Per quanto riguarda l’Italia, inoltre, stando ai dati ISTAT riportati nell’articolo del
Sole 24 Ore, l’espresso (sia il caffè in polvere, che le macchine da bar o
domestiche, che gli impianti di packaging, che le capsule) vanta un primato mondiale con un business che si
assesta intorno ai 5 miliardi di euro, e un grandissimo potenziale oltreconfine.

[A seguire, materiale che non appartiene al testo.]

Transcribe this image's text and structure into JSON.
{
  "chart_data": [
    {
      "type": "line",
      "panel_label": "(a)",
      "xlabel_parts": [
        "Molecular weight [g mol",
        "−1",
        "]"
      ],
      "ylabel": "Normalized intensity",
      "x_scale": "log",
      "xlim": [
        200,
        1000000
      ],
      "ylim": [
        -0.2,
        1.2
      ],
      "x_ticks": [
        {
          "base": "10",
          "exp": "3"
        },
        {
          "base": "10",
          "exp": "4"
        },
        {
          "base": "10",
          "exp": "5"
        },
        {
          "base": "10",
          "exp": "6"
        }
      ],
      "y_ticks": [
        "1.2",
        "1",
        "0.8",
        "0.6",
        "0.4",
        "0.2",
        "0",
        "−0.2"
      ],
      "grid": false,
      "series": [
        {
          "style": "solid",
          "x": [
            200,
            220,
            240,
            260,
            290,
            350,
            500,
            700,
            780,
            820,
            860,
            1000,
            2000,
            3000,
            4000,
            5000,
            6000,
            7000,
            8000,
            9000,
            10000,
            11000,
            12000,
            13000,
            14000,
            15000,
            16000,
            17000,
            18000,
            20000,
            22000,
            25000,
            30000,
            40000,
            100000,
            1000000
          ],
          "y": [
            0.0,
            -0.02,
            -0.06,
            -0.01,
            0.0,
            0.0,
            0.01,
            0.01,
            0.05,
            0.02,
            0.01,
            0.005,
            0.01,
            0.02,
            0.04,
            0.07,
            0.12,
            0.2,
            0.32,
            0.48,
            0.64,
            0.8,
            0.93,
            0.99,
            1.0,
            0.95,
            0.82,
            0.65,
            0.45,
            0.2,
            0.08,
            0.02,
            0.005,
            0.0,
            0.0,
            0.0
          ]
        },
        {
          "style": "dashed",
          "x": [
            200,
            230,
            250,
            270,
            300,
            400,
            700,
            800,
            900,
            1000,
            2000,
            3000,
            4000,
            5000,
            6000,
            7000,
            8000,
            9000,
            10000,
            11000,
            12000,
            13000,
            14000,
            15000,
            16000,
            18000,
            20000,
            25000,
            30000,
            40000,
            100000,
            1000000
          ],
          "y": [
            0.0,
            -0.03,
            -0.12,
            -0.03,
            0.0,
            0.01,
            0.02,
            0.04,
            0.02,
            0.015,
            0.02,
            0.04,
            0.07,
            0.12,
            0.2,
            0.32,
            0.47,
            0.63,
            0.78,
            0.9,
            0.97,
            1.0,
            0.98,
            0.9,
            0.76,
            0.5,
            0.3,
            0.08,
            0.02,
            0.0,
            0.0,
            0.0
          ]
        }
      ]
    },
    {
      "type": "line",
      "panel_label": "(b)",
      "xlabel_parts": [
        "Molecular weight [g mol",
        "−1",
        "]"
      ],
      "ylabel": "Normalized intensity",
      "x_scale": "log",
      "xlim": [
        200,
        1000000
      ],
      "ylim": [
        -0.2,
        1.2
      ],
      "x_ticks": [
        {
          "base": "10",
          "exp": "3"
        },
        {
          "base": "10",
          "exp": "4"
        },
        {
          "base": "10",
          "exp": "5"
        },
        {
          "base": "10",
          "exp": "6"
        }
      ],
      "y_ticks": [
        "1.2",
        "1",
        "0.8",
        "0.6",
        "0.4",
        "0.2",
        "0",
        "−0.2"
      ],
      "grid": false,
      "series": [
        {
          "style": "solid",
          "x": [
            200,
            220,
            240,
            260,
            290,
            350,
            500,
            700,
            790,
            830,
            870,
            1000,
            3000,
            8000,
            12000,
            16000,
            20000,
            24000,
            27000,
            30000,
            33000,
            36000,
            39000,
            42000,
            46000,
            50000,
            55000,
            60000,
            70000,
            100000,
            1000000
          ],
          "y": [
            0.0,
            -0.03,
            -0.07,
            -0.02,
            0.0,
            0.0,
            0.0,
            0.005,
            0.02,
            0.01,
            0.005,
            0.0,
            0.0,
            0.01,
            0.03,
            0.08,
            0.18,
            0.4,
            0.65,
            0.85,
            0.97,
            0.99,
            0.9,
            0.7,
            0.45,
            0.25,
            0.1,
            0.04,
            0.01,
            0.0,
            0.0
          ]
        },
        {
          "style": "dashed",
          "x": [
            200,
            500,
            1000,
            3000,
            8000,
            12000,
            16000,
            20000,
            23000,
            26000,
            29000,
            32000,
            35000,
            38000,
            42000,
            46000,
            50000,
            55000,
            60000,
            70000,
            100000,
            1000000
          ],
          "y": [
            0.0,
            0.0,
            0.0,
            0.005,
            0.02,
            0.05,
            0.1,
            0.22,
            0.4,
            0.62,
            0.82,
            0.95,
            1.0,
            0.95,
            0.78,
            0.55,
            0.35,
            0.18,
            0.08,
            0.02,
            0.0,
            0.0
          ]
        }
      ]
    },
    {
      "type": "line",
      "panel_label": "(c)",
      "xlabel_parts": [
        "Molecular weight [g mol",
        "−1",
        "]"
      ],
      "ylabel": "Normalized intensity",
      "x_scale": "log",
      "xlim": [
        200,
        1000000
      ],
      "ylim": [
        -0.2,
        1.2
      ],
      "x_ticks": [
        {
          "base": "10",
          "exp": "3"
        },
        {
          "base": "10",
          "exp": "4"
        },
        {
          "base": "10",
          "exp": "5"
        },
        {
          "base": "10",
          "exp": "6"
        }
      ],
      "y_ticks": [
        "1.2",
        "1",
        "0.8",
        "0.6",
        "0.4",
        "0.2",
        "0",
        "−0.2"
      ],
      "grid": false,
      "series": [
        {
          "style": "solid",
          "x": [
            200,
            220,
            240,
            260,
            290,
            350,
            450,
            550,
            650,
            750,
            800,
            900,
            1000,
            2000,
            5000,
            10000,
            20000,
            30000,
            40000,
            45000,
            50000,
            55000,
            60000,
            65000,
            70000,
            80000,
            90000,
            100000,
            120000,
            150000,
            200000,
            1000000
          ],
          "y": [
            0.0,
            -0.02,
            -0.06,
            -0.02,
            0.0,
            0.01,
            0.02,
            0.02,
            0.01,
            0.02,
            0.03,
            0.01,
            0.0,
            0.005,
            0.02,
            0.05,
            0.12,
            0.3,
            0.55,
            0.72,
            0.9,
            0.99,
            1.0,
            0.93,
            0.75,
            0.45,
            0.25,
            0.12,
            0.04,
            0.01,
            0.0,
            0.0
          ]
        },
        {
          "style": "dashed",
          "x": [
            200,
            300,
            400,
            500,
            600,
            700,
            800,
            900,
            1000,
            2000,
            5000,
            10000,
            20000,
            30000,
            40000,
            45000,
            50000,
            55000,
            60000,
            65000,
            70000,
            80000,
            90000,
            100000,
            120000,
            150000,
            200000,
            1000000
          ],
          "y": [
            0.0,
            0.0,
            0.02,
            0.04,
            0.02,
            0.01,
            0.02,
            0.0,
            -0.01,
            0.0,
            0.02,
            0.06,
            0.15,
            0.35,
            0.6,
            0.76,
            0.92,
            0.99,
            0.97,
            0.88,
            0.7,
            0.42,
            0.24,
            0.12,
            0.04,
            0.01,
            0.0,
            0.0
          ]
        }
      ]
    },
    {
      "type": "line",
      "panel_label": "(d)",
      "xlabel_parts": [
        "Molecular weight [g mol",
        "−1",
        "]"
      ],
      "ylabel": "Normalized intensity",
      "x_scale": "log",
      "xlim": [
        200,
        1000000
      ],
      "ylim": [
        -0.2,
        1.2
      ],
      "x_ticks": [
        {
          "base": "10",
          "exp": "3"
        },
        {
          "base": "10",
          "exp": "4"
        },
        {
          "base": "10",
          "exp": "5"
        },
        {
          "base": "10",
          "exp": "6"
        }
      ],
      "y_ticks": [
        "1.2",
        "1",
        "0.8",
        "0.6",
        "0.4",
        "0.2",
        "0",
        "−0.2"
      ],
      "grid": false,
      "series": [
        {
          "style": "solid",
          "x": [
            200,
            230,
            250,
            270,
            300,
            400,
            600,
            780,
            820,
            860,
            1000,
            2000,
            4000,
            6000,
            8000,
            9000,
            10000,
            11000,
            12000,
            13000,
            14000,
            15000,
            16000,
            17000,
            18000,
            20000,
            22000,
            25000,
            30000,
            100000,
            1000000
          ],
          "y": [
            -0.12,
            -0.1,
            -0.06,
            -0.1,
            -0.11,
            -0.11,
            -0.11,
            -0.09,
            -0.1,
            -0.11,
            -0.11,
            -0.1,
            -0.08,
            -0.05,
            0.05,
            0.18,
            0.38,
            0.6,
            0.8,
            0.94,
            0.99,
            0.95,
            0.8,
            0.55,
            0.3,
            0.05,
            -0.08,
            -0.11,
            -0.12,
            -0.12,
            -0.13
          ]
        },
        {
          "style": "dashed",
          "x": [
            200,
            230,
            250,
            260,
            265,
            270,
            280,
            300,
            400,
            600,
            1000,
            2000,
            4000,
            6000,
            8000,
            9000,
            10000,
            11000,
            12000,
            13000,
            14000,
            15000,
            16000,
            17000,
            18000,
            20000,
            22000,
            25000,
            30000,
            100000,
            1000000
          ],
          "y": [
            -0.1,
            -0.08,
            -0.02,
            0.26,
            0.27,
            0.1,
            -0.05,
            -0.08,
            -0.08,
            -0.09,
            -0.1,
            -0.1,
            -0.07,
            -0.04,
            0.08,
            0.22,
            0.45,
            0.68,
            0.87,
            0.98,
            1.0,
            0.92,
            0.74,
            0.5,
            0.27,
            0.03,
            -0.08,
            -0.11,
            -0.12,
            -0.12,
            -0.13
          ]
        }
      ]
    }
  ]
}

Insomma, la filiera italiana, artigianale e industriale, legata a questo
prodotto è in grande fermento.
Bene,
anzi, benissimo!
Ma l’aspetto che più mi affascina,
ancor prima di quello economico e commerciale, è quello antropologico, in quanto il caffè rappresenta un fenomeno
all’origine di mode che hanno largamente influenzato i consumi occidentali, i
luoghi, le forme e l’attitudine a vivere in queste società negli ultimi tre
secoli. Vale dunque la pena di partire dalle sue origini, che non a caso, sono alquanto
misteriose!
Dovete sapere, infatti, che
sono in molti a vantarsi di averlo scoperto e di avergli dato i natali, con la
conseguenza che molti Paesi lo considerano bevanda nazionale.
In realtà si sa
poco delle origini storiche di
questa bevanda, ma sono tante le leggende legate alla sua scoperta, sempre più
o meno casuale.
Il suo nome si lega a
Coffea Arabica, una pianta originaria dell’Etiopia, il cui nome deriva da Kaffa, regione in cui il caffè sarebbe
stato scoperto.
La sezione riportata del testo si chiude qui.